- Born: Charles Sylvan Atkinson September 13, 1913 Pratt City, Alabama, U.S.
- Died: April 19, 2003 (aged 89) Las Vegas, Nevada, U.S.
- Other name: "The Man with the Moves"
- Occupations: Choreographer, dancer
- Spouses: ; Catherine Williams ​ ​(m. 1936; div. 1944)​ ; Dottie Saulters ​ ​(m. 1944; died 1962)​ ; Maye Harrison ​(before 2003)​
- Awards: 1989: Tony: Best Choreography; Black and Blue;

= Cholly Atkins =

American dancer and vaudeville performer

Charles "Cholly" Atkins (born Charles Sylvan Atkinson; September 13, 1913 – April 19, 2003) was an American dancer and vaudeville performer, who later became noted as the house choreographer for the various artists on the label Motown.

==Biography==
Born in Pratt City, Alabama, Cholly began dancing in the late 1930s before his military service in 1942 during World War II. Upon leaving the U.S. Army, he first found fame as one-half of Atkins & Coles, a top vaudeville dance act with partner Charles "Honi" Coles, debuting at the Apollo Theater in Harlem, New York.
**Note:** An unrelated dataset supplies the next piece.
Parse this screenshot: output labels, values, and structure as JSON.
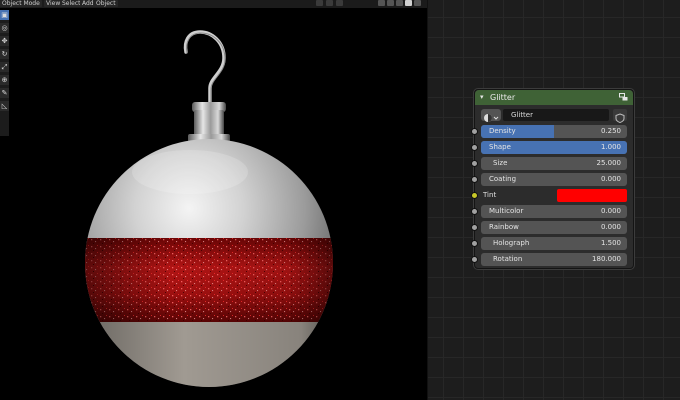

Atkins and Coles toured extensively nationally and internationally, performing in showcases with major jazz and swing bands, including those led by Louis Armstrong, Charlie Barnet, Count Basie, Cab Calloway, and Lionel Hampton. The pair also performed from 1949 to 1952 on Broadway in the stage 4 production, Gentlemen Prefer Blondes.

In the mid-1950s, Cholly began teaching dance steps to the Cadillacs, Shirelles, Moonglows, Frankie Lymon & the Teenagers, Little Anthony & The Imperials, and other vocal groups. His dance steps were a new style coined "vocal choreography", as singers enhanced their vocal performances with stylish combinations of gestures and steps. After working as a freelance choreographer in 1962 for The Miracles, Atkins was hired by Berry Gordy to work as a Motown choreographer in 1964, and set about developing the routines that would later become the trademark moves of other Motown acts like The Supremes, The Temptations (Atkins was also featured in the video for their hit single "Lady Soul"), The Four Tops, The Marvelettes, Gladys Knight & the Pips and others. Atkins would, in fact, continue working with Motown artists well into the 1980s. He choreographed for non-Motown artists as well, namely the dance routines of The Cadillacs in the 1950s, and the Sylvers, as well as The O'Jays during the mid-1970s, appearing with them on an episode of Soul Train. He also worked with Detroit rock band DC Drive and is featured in the "You Need Love" video.

In 1989, Atkins received a Tony Award for choreographing the Broadway show Black and Blue. He also accepted a 1993 National Endowment for the Arts three-year fellowship to tour colleges and universities teaching vocal choreography. He continued to teach dance in Las Vegas until February 2003.

== Death ==
Diagnosed with pancreatic cancer in March 2003, Atkins died of the cancer several weeks later on April 19, 2003, in Las Vegas, Nevada. He was 89.

== Family ==
Marriages
- Atkins married Catherine Gayle Williams (maiden; born 1914) November 27, 1936, in Los Angeles. They were divorced in 1944. She had been a dancer at the chorus line of Cotton Club productions. After leaving show business in 1942, Williams went on to earn a master's degree in Social Work from the University of Iowa and has had a distinguished career in Iowa in social work.
 1932: Valedictorian, North High School, Des Moines
 1980: Williams was inducted into the Iowa Women's Hall of Fame
 November 21, 2014: Williams was honored by the Iowa House of Representatives for her life's work and in celebration of her 100th birthday
- Atkins married Dorothy ("Dottie") Lee Saulters (maiden; 1922–1962) September 2, 1944, in Wilmington, Delaware, while he was in the U.S. Army. Dottie, who had become his dance partner in 1942, had been married to Honi Coles from 1936 to 1944; Coles had been a longtime dance partner in shows with Atkins, and continued to perform with Atkins
- Atkins married Maye Ollie Harrison (1918–2004) and remained married to her until his death.